At the moment, only 0.161% of all comments are lost, or in other words 1 comment in 621 comments is lost.
One thing this formatter could do, is to maintain some mapping of line_in_input -> line_in_output
, e.g. the statement that was in line 54 is now in line 57. And if there is e.g. some comment left, it could attempt to sprinkle it around. E.g. there was a comment on line 54, too, so simply place it at the end of line 57 in the output.
What do you think of that?
After thinking a little bit harder about the problem, I think I came up with a decent solution for comment preservation in muon, and maybe you can use it too:
- Any time a comment token is encountered in the token stream, append it to an array of comments attached to the most recently parsed node.

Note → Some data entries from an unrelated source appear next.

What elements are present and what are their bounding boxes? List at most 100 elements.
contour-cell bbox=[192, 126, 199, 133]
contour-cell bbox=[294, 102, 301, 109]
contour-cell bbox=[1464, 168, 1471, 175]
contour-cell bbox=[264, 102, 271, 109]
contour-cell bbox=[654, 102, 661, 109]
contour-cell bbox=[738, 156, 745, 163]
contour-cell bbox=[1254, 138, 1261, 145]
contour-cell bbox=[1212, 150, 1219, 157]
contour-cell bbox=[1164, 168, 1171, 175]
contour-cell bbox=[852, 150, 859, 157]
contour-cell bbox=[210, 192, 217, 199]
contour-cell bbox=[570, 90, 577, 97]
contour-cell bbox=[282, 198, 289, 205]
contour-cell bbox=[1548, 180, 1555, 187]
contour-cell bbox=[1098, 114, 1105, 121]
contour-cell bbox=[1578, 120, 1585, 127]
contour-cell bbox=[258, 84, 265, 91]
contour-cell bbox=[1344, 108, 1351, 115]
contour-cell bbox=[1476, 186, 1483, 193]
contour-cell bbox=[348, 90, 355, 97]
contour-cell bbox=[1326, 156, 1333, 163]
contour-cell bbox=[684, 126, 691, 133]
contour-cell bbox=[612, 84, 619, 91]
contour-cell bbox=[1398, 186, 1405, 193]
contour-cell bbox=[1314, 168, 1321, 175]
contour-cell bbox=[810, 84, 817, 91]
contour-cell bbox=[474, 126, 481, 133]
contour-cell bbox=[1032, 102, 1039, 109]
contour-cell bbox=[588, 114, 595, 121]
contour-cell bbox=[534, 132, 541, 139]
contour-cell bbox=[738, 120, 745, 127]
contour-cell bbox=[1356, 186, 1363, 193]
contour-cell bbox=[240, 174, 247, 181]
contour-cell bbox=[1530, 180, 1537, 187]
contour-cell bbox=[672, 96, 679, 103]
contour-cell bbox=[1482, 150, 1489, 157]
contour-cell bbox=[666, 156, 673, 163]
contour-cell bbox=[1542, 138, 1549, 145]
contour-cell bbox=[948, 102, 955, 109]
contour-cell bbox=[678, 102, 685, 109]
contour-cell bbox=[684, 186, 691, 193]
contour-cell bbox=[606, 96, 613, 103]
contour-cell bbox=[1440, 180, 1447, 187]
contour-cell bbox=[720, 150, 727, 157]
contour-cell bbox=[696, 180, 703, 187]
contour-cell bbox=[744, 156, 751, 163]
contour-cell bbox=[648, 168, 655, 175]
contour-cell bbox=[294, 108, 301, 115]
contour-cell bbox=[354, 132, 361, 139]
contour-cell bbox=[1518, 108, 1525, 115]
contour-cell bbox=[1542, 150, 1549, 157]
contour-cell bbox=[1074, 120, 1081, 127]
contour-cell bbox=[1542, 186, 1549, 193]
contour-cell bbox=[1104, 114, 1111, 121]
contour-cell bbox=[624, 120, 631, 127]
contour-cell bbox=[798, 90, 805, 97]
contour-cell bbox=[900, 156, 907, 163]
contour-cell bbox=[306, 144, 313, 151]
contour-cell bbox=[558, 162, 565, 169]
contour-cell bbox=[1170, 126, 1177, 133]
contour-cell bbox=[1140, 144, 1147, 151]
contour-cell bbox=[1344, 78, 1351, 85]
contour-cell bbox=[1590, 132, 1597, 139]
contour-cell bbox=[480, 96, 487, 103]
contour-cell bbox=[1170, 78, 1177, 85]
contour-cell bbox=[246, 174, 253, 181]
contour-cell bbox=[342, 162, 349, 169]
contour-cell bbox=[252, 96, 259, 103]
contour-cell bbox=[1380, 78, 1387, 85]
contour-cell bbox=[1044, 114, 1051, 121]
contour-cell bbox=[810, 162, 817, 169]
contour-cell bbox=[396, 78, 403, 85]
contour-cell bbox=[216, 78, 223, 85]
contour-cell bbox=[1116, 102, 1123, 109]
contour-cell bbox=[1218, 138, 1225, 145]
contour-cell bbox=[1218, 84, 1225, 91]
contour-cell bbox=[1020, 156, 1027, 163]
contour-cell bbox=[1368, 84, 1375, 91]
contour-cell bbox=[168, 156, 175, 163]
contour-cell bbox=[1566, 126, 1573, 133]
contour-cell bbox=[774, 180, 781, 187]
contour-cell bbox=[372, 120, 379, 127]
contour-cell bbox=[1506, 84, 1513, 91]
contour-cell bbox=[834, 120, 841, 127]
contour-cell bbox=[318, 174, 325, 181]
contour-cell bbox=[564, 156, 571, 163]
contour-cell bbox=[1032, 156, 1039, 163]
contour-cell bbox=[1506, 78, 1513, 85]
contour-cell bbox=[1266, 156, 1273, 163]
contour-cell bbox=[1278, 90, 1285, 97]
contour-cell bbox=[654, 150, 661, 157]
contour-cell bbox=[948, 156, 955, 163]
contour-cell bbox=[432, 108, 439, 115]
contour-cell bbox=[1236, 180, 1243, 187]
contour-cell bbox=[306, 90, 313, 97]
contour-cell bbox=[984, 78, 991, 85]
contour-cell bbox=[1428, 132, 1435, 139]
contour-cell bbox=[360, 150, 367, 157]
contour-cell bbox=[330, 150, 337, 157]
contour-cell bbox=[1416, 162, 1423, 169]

- During formatting, after outputting every node, check if there were comments attached to it and print them all out one by one.
This means that at least no comments are lost (test case).
About convergance, I really think you should strive to have the formatter converge after only 1 pass, but I suppose that could be left for future work.
It might also be a good idea to go ahead and format all the meson source files in this repo, and then add some CI to enforce that they stay formatted, but that should probably be a separate PR.
Oh yeah I also updated the name of kwa_ml
to kwargs_force_multiline
.
Any time a comment token is encountered in the token string, append it to an array of comments attached to the most recently parsed node.
That's a quite good idea. I will try it out. But if the changes in the parser are too big I probably must split it up in yet another PR that is a dependency of this PR then, as this PR is already an insane amount of changes to review (~1300LOC)
About convergance, I really think you should strive to have the formatter converge after only 1 pass
As long as we do multiple passes only internally you can't observe from the outside that we needed multiple passes, so it's not that horrible IMO.
Oh yeah I also updated the name of kwa_ml to kwargs_force_multiline.
Ok, cool I will change it here, too, thanks for the notice
Any time a comment token is encountered in the token stream, append it to an array of comments attached to the most recently parsed node.
Regarding this I did experiment a little bit, but that would require rewriting the majority of the parser, as the comments are already lost when the parser is called, as these are stripped out by the lexer.
And doing parsers/lexers is far outside of my skillset and that's something I can't spend my time on learning it.